Unnamed: 0,Discrete_1,Discrete_2,Category,Continuous,Output
0,2,18,D,0.898475,0.062552
1,7,18,D,0.354075,0.133161
2,0,18,B,0.044252,0.671380
3,8,16,A,0.704172,-0.103393
4,4,19,D,0.154523,0.062806
...,...,...,...,...,...
7995,5,14,D,0.797775,0.005291
7996,0,19,C,0.829475,0.050867
7997,0,19,A,0.075825,0.560174
7998,7,13,D,0.639071,-0.076605


In [104]:
dataset.describe()

Unnamed: 0,Discrete_1,Discrete_2,Continuous,Output
count,8000.0,8000.0,8000.0,8000.0
mean,4.513,14.52725,0.50118,0.234775
std,2.846022,2.879851,0.289118,0.321154
min,0.0,10.0,0.000176,-0.610115
25%,2.0,12.0,0.250725,0.008506
50%,5.0,15.0,0.506726,0.156155
75%,7.0,17.0,0.750012,0.398382
max,9.0,19.0,0.999809,1.439014


# Comparison between cpu-gpu

In [None]:
from tensorflow.python.client import device_lib

def get_available_gpus():
    local_device_protos = device_lib.list_local_devices()
    return [x.name for x in local_device_protos if x.device_type == 'GPU']

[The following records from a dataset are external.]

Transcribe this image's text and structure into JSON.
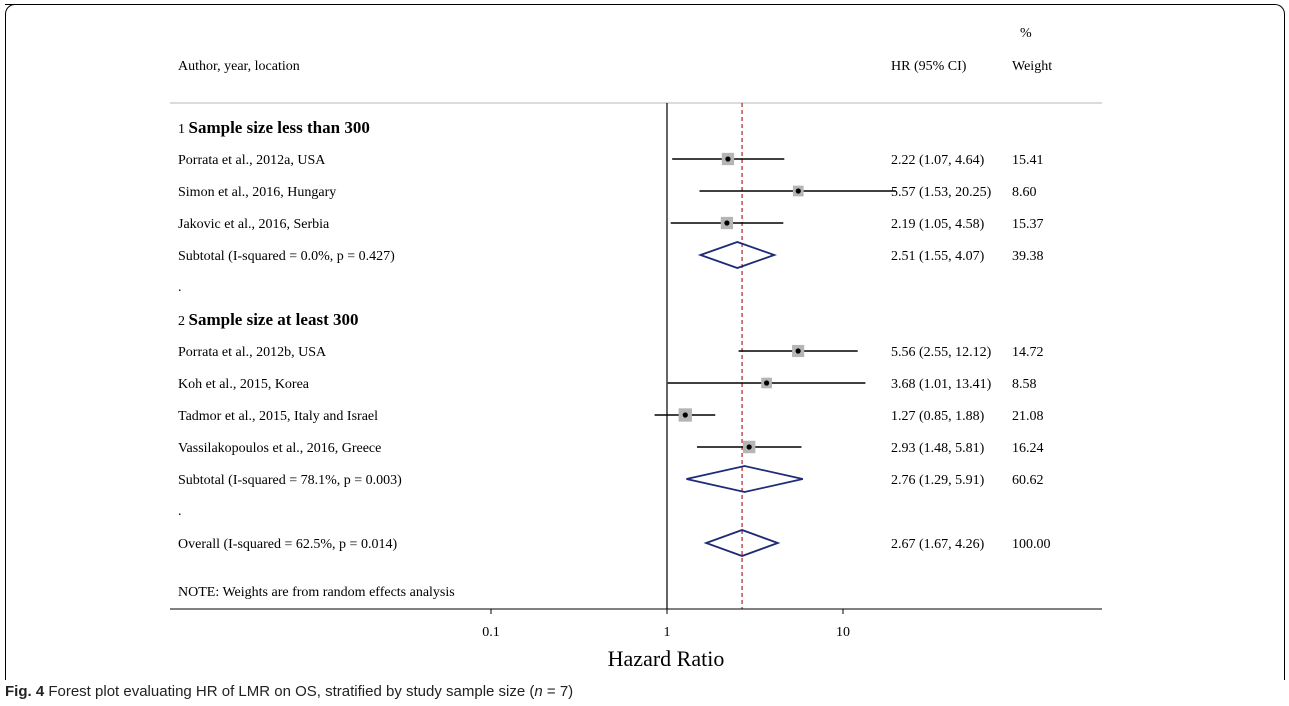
{
  "headers": {
    "study": "Author, year, location",
    "hr": "HR (95% CI)",
    "weight_top": "%",
    "weight": "Weight"
  },
  "caption": {
    "label": "Fig. 4",
    "text": " Forest plot evaluating HR of LMR on OS, stratified by study sample size (",
    "n_var": "n",
    "n_rest": " = 7)"
  },
  "note": "NOTE: Weights are from random effects analysis",
  "chart_data": {
    "type": "forest",
    "title": "",
    "xlabel": "Hazard Ratio",
    "xscale": "log",
    "xlim": [
      0.072,
      27
    ],
    "xticks": [
      {
        "value": 0.1,
        "label": "0.1"
      },
      {
        "value": 1,
        "label": "1"
      },
      {
        "value": 10,
        "label": "10"
      }
    ],
    "reference_line": 1,
    "overall_line": 2.67,
    "rows": [
      {
        "kind": "group",
        "num": "1",
        "text": "Sample size less than 300"
      },
      {
        "kind": "study",
        "label": "Porrata et al., 2012a, USA",
        "hr": 2.22,
        "lo": 1.07,
        "hi": 4.64,
        "ci_text": "2.22 (1.07, 4.64)",
        "weight": "15.41"
      },
      {
        "kind": "study",
        "label": "Simon et al., 2016, Hungary",
        "hr": 5.57,
        "lo": 1.53,
        "hi": 20.25,
        "ci_text": "5.57 (1.53, 20.25)",
        "weight": "8.60"
      },
      {
        "kind": "study",
        "label": "Jakovic et al., 2016, Serbia",
        "hr": 2.19,
        "lo": 1.05,
        "hi": 4.58,
        "ci_text": "2.19 (1.05, 4.58)",
        "weight": "15.37"
      },
      {
        "kind": "subtotal",
        "label": "Subtotal  (I-squared = 0.0%, p = 0.427)",
        "hr": 2.51,
        "lo": 1.55,
        "hi": 4.07,
        "ci_text": "2.51 (1.55, 4.07)",
        "weight": "39.38"
      },
      {
        "kind": "dot",
        "text": "."
      },
      {
        "kind": "group",
        "num": "2",
        "text": "Sample size at least 300"
      },
      {
        "kind": "study",
        "label": "Porrata et al., 2012b, USA",
        "hr": 5.56,
        "lo": 2.55,
        "hi": 12.12,
        "ci_text": "5.56 (2.55, 12.12)",
        "weight": "14.72"
      },
      {
        "kind": "study",
        "label": "Koh et al., 2015, Korea",
        "hr": 3.68,
        "lo": 1.01,
        "hi": 13.41,
        "ci_text": "3.68 (1.01, 13.41)",
        "weight": "8.58"
      },
      {
        "kind": "study",
        "label": "Tadmor et al., 2015, Italy and Israel",
        "hr": 1.27,
        "lo": 0.85,
        "hi": 1.88,
        "ci_text": "1.27 (0.85, 1.88)",
        "weight": "21.08"
      },
      {
        "kind": "study",
        "label": "Vassilakopoulos et al., 2016, Greece",
        "hr": 2.93,
        "lo": 1.48,
        "hi": 5.81,
        "ci_text": "2.93 (1.48, 5.81)",
        "weight": "16.24"
      },
      {
        "kind": "subtotal",
        "label": "Subtotal  (I-squared = 78.1%, p = 0.003)",
        "hr": 2.76,
        "lo": 1.29,
        "hi": 5.91,
        "ci_text": "2.76 (1.29, 5.91)",
        "weight": "60.62"
      },
      {
        "kind": "dot",
        "text": "."
      },
      {
        "kind": "overall",
        "label": "Overall  (I-squared = 62.5%, p = 0.014)",
        "hr": 2.67,
        "lo": 1.67,
        "hi": 4.26,
        "ci_text": "2.67 (1.67, 4.26)",
        "weight": "100.00"
      }
    ],
    "colors": {
      "diamond": "#1f2a78",
      "box": "#b5b5b5",
      "reference": "#000000",
      "overall_line": "#b22222"
    }
  }
}
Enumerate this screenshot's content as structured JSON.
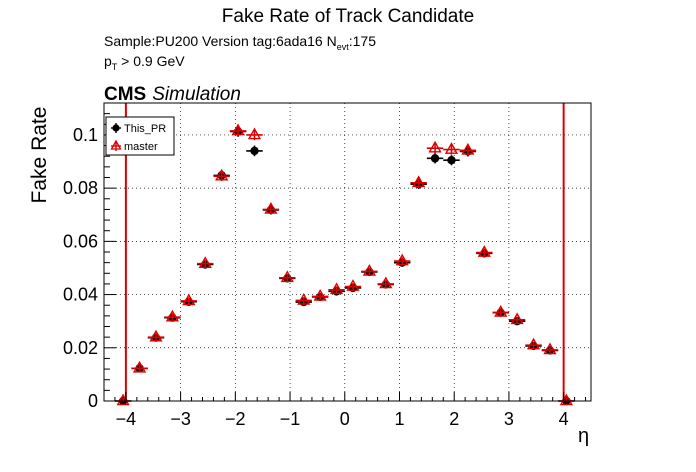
{
  "header": {
    "title": "Fake Rate of Track Candidate",
    "sample_prefix": "Sample:PU200   Version tag:6ada16  N",
    "sample_sub": "evt",
    "sample_suffix": ":175",
    "cut_prefix": "p",
    "cut_sub": "T",
    "cut_suffix": " > 0.9 GeV",
    "cms": "CMS",
    "simulation": "Simulation"
  },
  "chart_data": {
    "type": "scatter",
    "title": "Fake Rate of Track Candidate",
    "xlabel": "η",
    "ylabel": "Fake Rate",
    "xlim": [
      -4.4,
      4.5
    ],
    "ylim": [
      0,
      0.112
    ],
    "xticks": [
      -4,
      -3,
      -2,
      -1,
      0,
      1,
      2,
      3,
      4
    ],
    "xtick_labels": [
      "−4",
      "−3",
      "−2",
      "−1",
      "0",
      "1",
      "2",
      "3",
      "4"
    ],
    "yticks": [
      0,
      0.02,
      0.04,
      0.06,
      0.08,
      0.1
    ],
    "ytick_labels": [
      "0",
      "0.02",
      "0.04",
      "0.06",
      "0.08",
      "0.1"
    ],
    "grid": true,
    "legend_position": "top-left",
    "bin_half_width": 0.15,
    "vertical_lines": [
      -4.0,
      4.0
    ],
    "x": [
      -4.05,
      -3.75,
      -3.45,
      -3.15,
      -2.85,
      -2.55,
      -2.25,
      -1.95,
      -1.65,
      -1.35,
      -1.05,
      -0.75,
      -0.45,
      -0.15,
      0.15,
      0.45,
      0.75,
      1.05,
      1.35,
      1.65,
      1.95,
      2.25,
      2.55,
      2.85,
      3.15,
      3.45,
      3.75,
      4.05
    ],
    "series": [
      {
        "name": "This_PR",
        "color": "#000000",
        "marker": "filled-circle",
        "values": [
          0.0,
          0.0123,
          0.0238,
          0.0313,
          0.0373,
          0.0513,
          0.0848,
          0.1013,
          0.094,
          0.0718,
          0.0461,
          0.0372,
          0.0391,
          0.0412,
          0.0425,
          0.0485,
          0.0438,
          0.052,
          0.0815,
          0.0912,
          0.0905,
          0.0938,
          0.0555,
          0.0332,
          0.03,
          0.0207,
          0.019,
          0.0
        ],
        "errors": [
          0.0012,
          0.0011,
          0.0012,
          0.0012,
          0.0013,
          0.0014,
          0.0018,
          0.002,
          0.002,
          0.0017,
          0.0014,
          0.0013,
          0.0013,
          0.0013,
          0.0013,
          0.0014,
          0.0013,
          0.0014,
          0.0018,
          0.0019,
          0.0019,
          0.0019,
          0.0015,
          0.0012,
          0.0012,
          0.0011,
          0.0011,
          0.0012
        ]
      },
      {
        "name": "master",
        "color": "#dd0000",
        "marker": "open-triangle",
        "values": [
          0.0,
          0.0123,
          0.024,
          0.0315,
          0.0376,
          0.0516,
          0.0845,
          0.1015,
          0.1,
          0.072,
          0.0463,
          0.0378,
          0.0393,
          0.0418,
          0.043,
          0.0487,
          0.044,
          0.0526,
          0.082,
          0.095,
          0.0945,
          0.0942,
          0.0558,
          0.0333,
          0.0305,
          0.021,
          0.0192,
          0.0
        ],
        "errors": [
          0.0012,
          0.0011,
          0.0012,
          0.0012,
          0.0013,
          0.0014,
          0.0018,
          0.002,
          0.002,
          0.0017,
          0.0014,
          0.0013,
          0.0013,
          0.0013,
          0.0013,
          0.0014,
          0.0013,
          0.0014,
          0.0018,
          0.0019,
          0.0019,
          0.0019,
          0.0015,
          0.0012,
          0.0012,
          0.0011,
          0.0011,
          0.0012
        ]
      }
    ]
  }
}
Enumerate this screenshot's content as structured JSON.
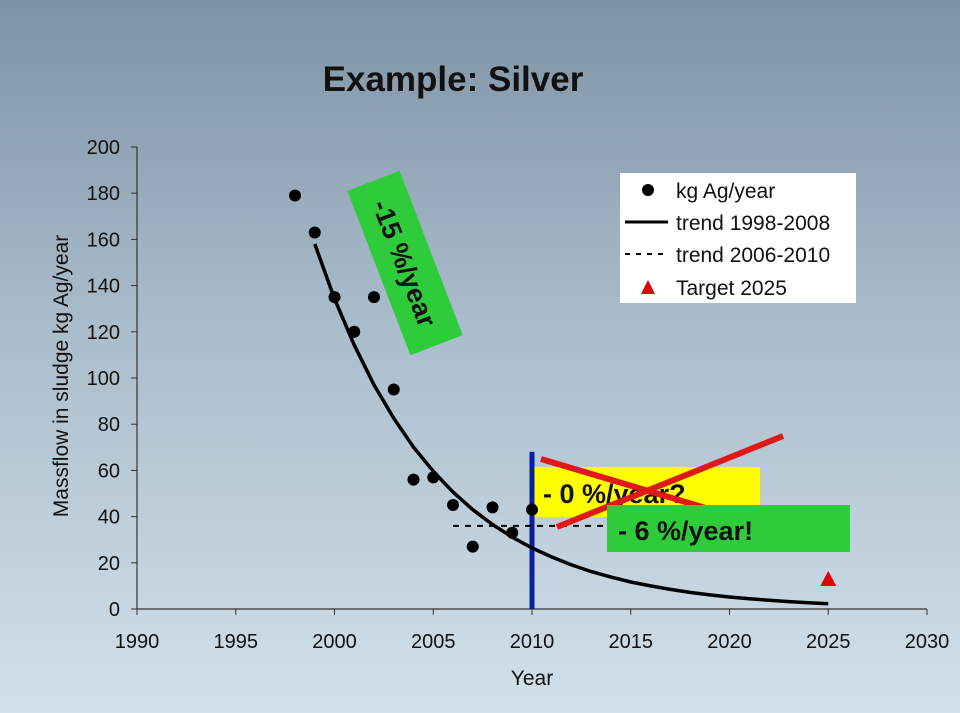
{
  "chart_data": {
    "type": "scatter",
    "title": "Example: Silver",
    "xlabel": "Year",
    "ylabel": "Massflow in sludge kg Ag/year",
    "xlim": [
      1990,
      2030
    ],
    "ylim": [
      0,
      200
    ],
    "xticks": [
      1990,
      1995,
      2000,
      2005,
      2010,
      2015,
      2020,
      2025,
      2030
    ],
    "yticks": [
      0,
      20,
      40,
      60,
      80,
      100,
      120,
      140,
      160,
      180,
      200
    ],
    "grid": false,
    "legend_position": "top-right",
    "series": [
      {
        "name": "kg Ag/year",
        "kind": "points",
        "x": [
          1998,
          1999,
          2000,
          2001,
          2002,
          2003,
          2004,
          2005,
          2006,
          2007,
          2008,
          2009,
          2010
        ],
        "y": [
          179,
          163,
          135,
          120,
          135,
          95,
          56,
          57,
          45,
          27,
          44,
          33,
          43
        ]
      },
      {
        "name": "trend 1998-2008",
        "kind": "solid-line",
        "x": [
          1999,
          2000,
          2001,
          2002,
          2003,
          2004,
          2005,
          2006,
          2007,
          2008,
          2009,
          2010,
          2011,
          2012,
          2013,
          2014,
          2015,
          2016,
          2017,
          2018,
          2019,
          2020,
          2021,
          2022,
          2023,
          2024,
          2025
        ],
        "y": [
          158,
          134.3,
          114.2,
          97.0,
          82.5,
          70.1,
          59.6,
          50.6,
          43.0,
          36.6,
          31.1,
          26.4,
          22.5,
          19.1,
          16.2,
          13.8,
          11.7,
          10.0,
          8.5,
          7.2,
          6.1,
          5.2,
          4.4,
          3.8,
          3.2,
          2.7,
          2.3
        ]
      },
      {
        "name": "trend 2006-2010",
        "kind": "dashed-line",
        "x": [
          2006,
          2015
        ],
        "y": [
          36,
          36
        ]
      },
      {
        "name": "Target 2025",
        "kind": "triangle",
        "x": [
          2025
        ],
        "y": [
          13
        ]
      }
    ],
    "annotations": {
      "slope_label": "-15 %/year",
      "zero_label": "- 0 %/year?",
      "six_label": "- 6 %/year!"
    },
    "colors": {
      "points": "#000000",
      "trend": "#000000",
      "target": "#e00000",
      "vline": "#0a1f9c",
      "green_box": "#2ecc3a",
      "yellow_box": "#ffff00",
      "cross": "#e01818"
    }
  }
}
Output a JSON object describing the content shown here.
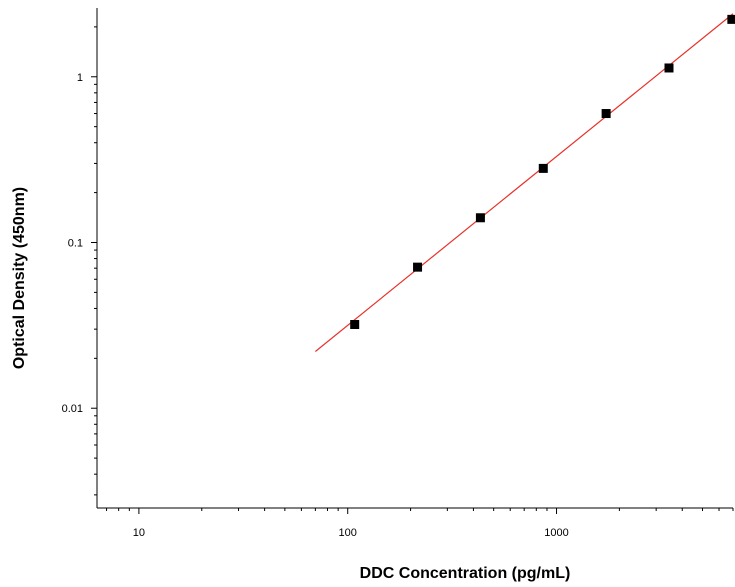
{
  "chart_data": {
    "type": "scatter",
    "title": "",
    "xlabel": "DDC Concentration (pg/mL)",
    "ylabel": "Optical Density (450nm)",
    "x_scale": "log",
    "y_scale": "log",
    "xlim": [
      6.3,
      7000
    ],
    "ylim": [
      0.0025,
      2.6
    ],
    "x_ticks": [
      10,
      100,
      1000
    ],
    "x_tick_labels": [
      "10",
      "100",
      "1000"
    ],
    "y_ticks": [
      0.01,
      0.1,
      1
    ],
    "y_tick_labels": [
      "0.01",
      "0.1",
      "1"
    ],
    "grid": false,
    "legend": "none",
    "series": [
      {
        "points": [
          {
            "x": 108,
            "y": 0.032
          },
          {
            "x": 216,
            "y": 0.071
          },
          {
            "x": 432,
            "y": 0.141
          },
          {
            "x": 864,
            "y": 0.28
          },
          {
            "x": 1728,
            "y": 0.6
          },
          {
            "x": 3456,
            "y": 1.13
          },
          {
            "x": 6912,
            "y": 2.22
          }
        ],
        "marker": "square",
        "color": "#000000"
      }
    ],
    "fit_line": {
      "x": [
        70,
        7000
      ],
      "y": [
        0.022,
        2.4
      ],
      "color": "#e8312a"
    }
  }
}
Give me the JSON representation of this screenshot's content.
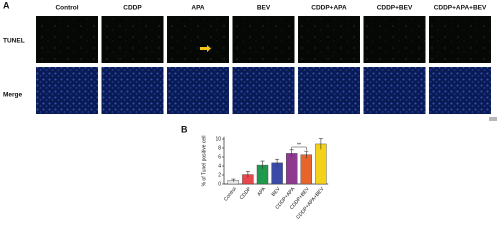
{
  "panel_a": {
    "label": "A",
    "columns": [
      "Control",
      "CDDP",
      "APA",
      "BEV",
      "CDDP+APA",
      "CDDP+BEV",
      "CDDP+APA+BEV"
    ],
    "rows": [
      "TUNEL",
      "Merge"
    ]
  },
  "chart_data": {
    "type": "bar",
    "label": "B",
    "y_label": "% of Tunel positive cell",
    "categories": [
      "Control",
      "CDDP",
      "APA",
      "BEV",
      "CDDP+APA",
      "CDDP+BEV",
      "CDDP+APA+BEV"
    ],
    "values": [
      0.8,
      2.1,
      4.2,
      4.7,
      6.8,
      6.5,
      8.9
    ],
    "errors": [
      0.3,
      0.7,
      0.9,
      0.8,
      0.8,
      0.8,
      1.2
    ],
    "colors": [
      "#e8e8e8",
      "#e8474c",
      "#1f9a4c",
      "#3b4aa6",
      "#8e3a8e",
      "#e8642a",
      "#f5d21a"
    ],
    "ylim": [
      0,
      10.5
    ],
    "yticks": [
      0,
      2,
      4,
      6,
      8,
      10
    ],
    "annotation": "**"
  }
}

num_gpu_available = len(get_available_gpus())
print("Num GPUs Available: ", num_gpu_available)
device_lib.list_local_devices()

In [None]:
dataset_all = generate_dataset(100000, noise_std=0.15)

In [None]:
from autogluon.tabular import TabularPredictor
from sklearn.model_selection import train_test_split
import time

results = pd.DataFrame(columns=['num_rows', 'cpu_time', 'gpu_time', 'cpu_rmse', 'gpu_rmse', 
                                'cpu_disk_usage', 'cpu_disk_usage_opt', 'cpu_opt_rmse',
                                'gpu_disk_usage', 'gpu_disk_usage_opt', 'gpu_opt_rmse'])

for num_rows in [100, 500, 1000, 5000, 10000, 50000, 100000]:
    dataset = dataset_all.iloc[:num_rows,:].copy()
    train, test = train_test_split(dataset, test_size=0.3, shuffle=False)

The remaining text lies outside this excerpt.